Algorithms acceleration by a reconfigurable computing platform of FPGA

Process technology's continual shrinking trend following Moore's Law will enable Field Programmable Gate Array (FPGA) to pack billions of smaller and faster transistors on the same chip by the end of this decade. Enormous capacity of this FPGA chip increases parallel processing power for algorithms. But that alone is not enough for performance boost of algorithms. We need innovative on-chip application configuration architecture design and efficient algorithms to transform the application originally meant for microprocessor for alternative hardware implementation.; Bringing data from external memory to the hardware accelerator through bandwidth limited bus limits the acceleration power of the hardware itself. In this dissertation we analyze the cache memory requirements of many data intensive streaming applications. Accordingly we design on-chip memory architecture and memory interface with larger external off-chip memory depending on input data rate and required throughput of output data.; The first contribution of this dissertation is an application configuration architecture called Memory-Aware Run-Time Reconfigurable Embedded System (MARTRES) for modern FPGAs like Xilinx's Virtex-4 and Virtex-5 devices to provide balanced amount of logic, memory blocks and interconnect bandwidth.
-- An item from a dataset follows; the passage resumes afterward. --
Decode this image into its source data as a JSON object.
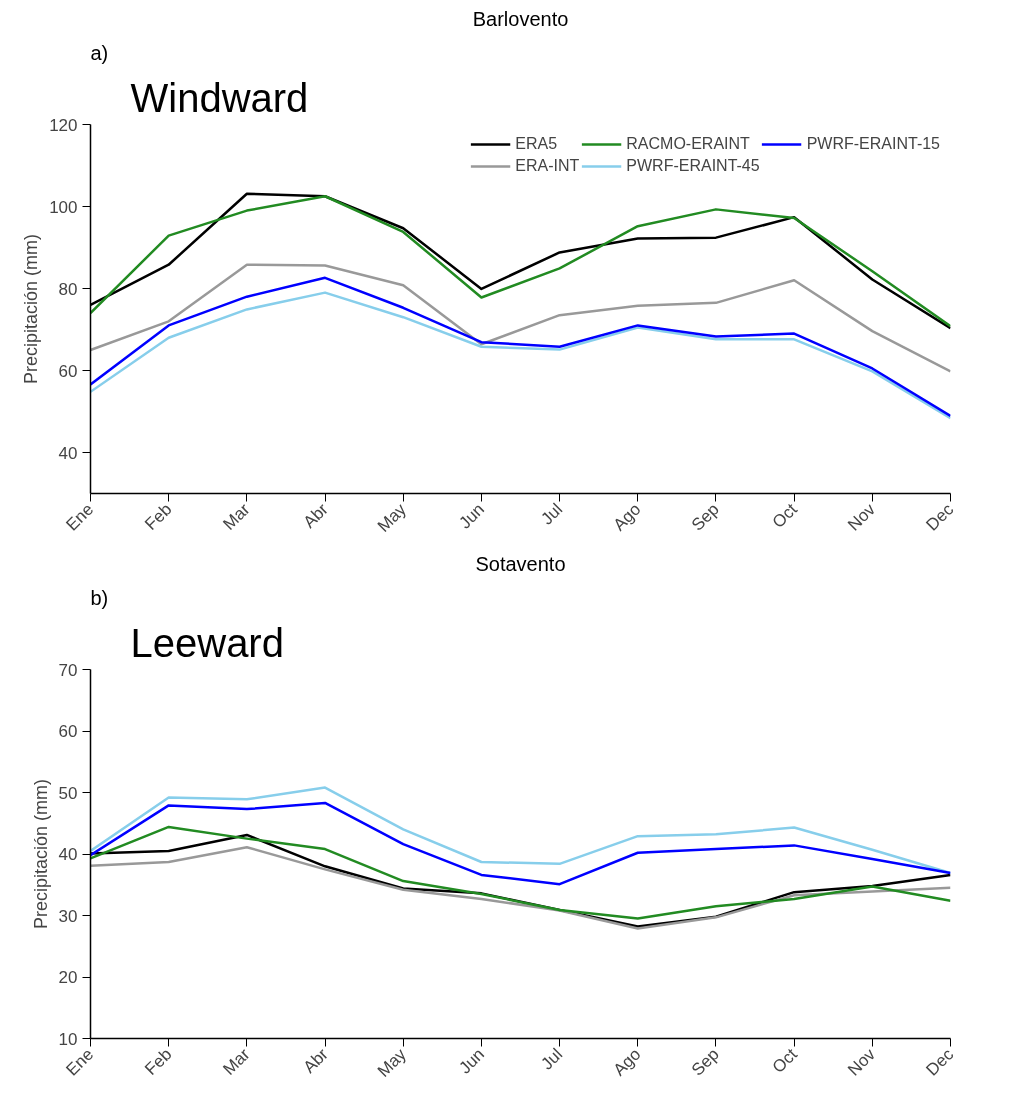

The goal of the configuration architecture is to provide flexibility, performance improvement and increased resource utilization in the era of applications convergence on small battery powered mobile handsets.; The second contribution of this dissertation is an online task placement algorithm based on bin packing for mapping a dynamic task list onto MARTRES configuration architecture, called Hierarchical Best Fit Ascending (HBFA) algorithm, which is more efficient than Best Fit (BF) algorithm. The time complexity of the proposed online placement algorithm, HBFA, is reduced to O(n) compared to BF algorithm's time complexity of O(n2), when the quality of the placement solution by HBFA is better than that of BF algorithm.; The third contribution of this dissertation is a novel partitioning and scheduling algorithm for MARTRES configuration architecture, whose goal is to optimize hardware resource usage and execution time of streaming applications. We reduce the execution time of applications by exploiting the temporal parallelism in streaming applications to reduce the reconfiguration cost of the hardware.